Para Ricardo Tadeu Martins, chefe de pesquisas da Planner Corretora, a reação negativa do mercado foi exagerada neste começo de ano. "Está ficando demasiadamente atrativo aplicar para quem é investidor de longo prazo, mas segue um cenário perigoso para especuladores." Ele acredita que o mercado poderá ainda passar por maus bocados se não houver novo corte dos juros americanos na reunião regular do Fed, o banco central americano, na próxima semana.

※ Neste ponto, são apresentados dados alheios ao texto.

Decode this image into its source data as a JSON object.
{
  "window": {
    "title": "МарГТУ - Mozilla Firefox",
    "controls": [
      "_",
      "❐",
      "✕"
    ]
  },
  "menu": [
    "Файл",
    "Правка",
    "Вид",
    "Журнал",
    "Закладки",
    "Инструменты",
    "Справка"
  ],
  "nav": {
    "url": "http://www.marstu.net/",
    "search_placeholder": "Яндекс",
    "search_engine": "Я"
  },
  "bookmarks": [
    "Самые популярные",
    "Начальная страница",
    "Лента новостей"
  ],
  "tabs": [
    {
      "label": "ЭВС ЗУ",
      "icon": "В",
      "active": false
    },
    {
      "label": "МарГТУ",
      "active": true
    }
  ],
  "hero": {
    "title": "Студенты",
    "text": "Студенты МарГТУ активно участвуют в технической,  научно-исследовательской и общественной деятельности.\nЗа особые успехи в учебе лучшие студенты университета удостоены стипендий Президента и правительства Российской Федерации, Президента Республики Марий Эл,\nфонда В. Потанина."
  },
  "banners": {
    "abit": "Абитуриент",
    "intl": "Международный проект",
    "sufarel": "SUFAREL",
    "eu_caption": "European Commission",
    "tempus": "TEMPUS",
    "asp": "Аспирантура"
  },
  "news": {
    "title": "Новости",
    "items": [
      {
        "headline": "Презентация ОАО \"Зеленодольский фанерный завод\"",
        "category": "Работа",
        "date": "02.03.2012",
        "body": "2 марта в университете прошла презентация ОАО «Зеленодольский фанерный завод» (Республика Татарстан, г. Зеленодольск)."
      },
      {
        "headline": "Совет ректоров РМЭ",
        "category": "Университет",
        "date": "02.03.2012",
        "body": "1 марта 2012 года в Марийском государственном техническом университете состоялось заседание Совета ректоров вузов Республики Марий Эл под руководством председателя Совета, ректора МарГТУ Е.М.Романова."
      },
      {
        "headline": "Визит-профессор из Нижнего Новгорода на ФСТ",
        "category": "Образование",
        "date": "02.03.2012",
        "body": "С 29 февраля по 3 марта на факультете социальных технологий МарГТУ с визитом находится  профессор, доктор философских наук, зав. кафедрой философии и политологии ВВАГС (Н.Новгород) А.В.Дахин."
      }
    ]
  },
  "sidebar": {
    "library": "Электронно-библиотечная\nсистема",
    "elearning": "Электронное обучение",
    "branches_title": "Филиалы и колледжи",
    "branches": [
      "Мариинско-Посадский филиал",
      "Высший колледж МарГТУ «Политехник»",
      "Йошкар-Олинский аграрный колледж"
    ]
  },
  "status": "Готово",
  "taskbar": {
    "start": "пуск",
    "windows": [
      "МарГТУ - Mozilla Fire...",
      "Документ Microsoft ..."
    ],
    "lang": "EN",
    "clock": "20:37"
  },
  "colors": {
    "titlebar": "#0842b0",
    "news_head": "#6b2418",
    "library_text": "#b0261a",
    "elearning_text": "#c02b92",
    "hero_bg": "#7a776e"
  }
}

Trabalhando com uma carteira defensiva desde o início do ano, Lika Takahashi, chefe de análise da Fator Corretora, arrisca um pouco mais apenas em commodities, com Petrobras. "O restante são empresas com boa geração de caixa, que sempre entregam resultados e têm boa gestão", diz. Ela também acha que a melhora de humor de ontem pode se prolongar com o Fed voltando a cortar os juros no dia 30. "Mas a grande questão é se o corte e as medidas de incentivo vão ser suficientes e a tempo de evitar uma recessão nos EUA", avalia. Por isso, o mercado inspira cuidados e não deve escapar de surpresas negativas nas próximas semanas. "Aplicar agora, só se for investidor de longo prazo, pois teremos mais volatilidade, uma vez que a correlação dos preços dos ativos aqui com os lá de fora aumentou", lembra. Lika mantém a projeção de Ibovespa em 75 mil pontos no fim deste ano.

Kondo, da Concórdia, mantém, sua projeção de 74 mil pontos. E se diz otimista com o setor de mineração, em que a Vale deverá conseguir mais um bom reajuste do minério, apesar da turbulência. Petrobras também é recomendada, pelas descobertas de jazidas. "Ambas servem de âncoras no nosso mercado", diz. Ele vê ganhos também com o setor siderúrgico, especialmente CSN e Usiminas, e papel e celulose, com Aracruz. "Papel e celulose podem ser a mineração do futuro", diz.

A turbulência externa deve se prolongar pelo menos até março, quando os primeiros números da economia relativos a fevereiro nos EUA poderão mostrar os efeitos da redução dos juros e que o risco de recessão será menor - ou não -, diz Marcelo Lima, analista da Unibanco Corretora. Ele lembra que os dados de dezembro levaram à forte venda de ações nesta semana e os de janeiro podem não vir muito melhores, por isso o momento é de cautela.

Lima recomenda que o investidor não faça grandes mudanças de carteira e espere pelo menos até a reunião do Fed do fim do mês. A quem pensa em entrar no mercado agora, ele recomenda além de Petrobras e Vale, Tractebel, pelas boas notícias trazidas para o setor pelo leilão da Cesp.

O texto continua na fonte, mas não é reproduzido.